Clinically significant liver injury has been observed in patients treated with natalizumab during postmarketing experience. Signs of liver injury, including markedly elevated serum hepatic enzymes and elevated total bilirubin, occurred early as six days after the first dose; signs of liver injury recurred upon rechallenge, providing evidence that natalizumab caused the effect. The combination of transaminase elevations and elevated bilirubin without evidence of obstruction is generally recognized as an important predictor of severe liver injury that may lead to death or the need for a liver transplant in some individuals. Natalizumab therapy should be discontinued in patients with jaundice or other evidence of significant liver injury (e.g., laboratory evidence).

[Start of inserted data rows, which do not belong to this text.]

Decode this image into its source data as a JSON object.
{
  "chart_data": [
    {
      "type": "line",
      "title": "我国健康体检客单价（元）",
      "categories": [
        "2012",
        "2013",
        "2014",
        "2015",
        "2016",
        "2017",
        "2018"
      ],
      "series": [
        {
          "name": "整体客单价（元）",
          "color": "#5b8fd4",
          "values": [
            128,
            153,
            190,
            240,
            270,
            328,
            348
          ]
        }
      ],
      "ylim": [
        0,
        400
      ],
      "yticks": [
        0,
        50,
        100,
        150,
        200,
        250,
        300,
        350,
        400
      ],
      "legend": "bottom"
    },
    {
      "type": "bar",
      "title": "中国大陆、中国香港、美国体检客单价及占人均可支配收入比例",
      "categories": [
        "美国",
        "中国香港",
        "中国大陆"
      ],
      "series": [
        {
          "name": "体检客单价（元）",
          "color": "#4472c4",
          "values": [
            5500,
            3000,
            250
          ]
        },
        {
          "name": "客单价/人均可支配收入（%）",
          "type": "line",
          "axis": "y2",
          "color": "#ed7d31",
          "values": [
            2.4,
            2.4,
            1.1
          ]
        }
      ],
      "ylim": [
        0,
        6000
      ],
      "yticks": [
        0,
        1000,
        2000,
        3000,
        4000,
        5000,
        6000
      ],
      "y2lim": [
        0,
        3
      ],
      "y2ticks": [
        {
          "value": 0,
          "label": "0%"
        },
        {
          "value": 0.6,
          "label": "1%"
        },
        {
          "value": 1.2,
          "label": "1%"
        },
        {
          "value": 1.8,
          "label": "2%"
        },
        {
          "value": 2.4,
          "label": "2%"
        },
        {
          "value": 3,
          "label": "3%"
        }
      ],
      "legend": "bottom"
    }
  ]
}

Natalizumab therapy induces increases in circulating lymphocytes, monocytes, eosinophils, basophils, and nucleated red blood cells. Observed changes persist during natalizumab exposure, but are reversible, returning to baseline levels usually within 16 weeks after the last administration. Elevations of neutrophils have not been reported. Natalizumab therapy induces mild decreases in hemoglobin levels that are frequently transient.

There are no data on the effects of vaccinations or secondary transmission of infection by live vaccines in patients receiving natalizumab.

The safety and efficacy have not been established in pediatric patients (less than 18 years of age).

Dialysis

Data not available

Other Comments

The US FDA requires a Risk Evaluation and Mitigation Strategy (REMS) for natalizumab. It includes a Medication Guide, elements to assure safe use, and an implementation system. Additional information is available at www.fda.gov/Drugs/DrugSafety/PostmarketDrugSafetyInformationforPatientsandProviders/ucm111350.htm.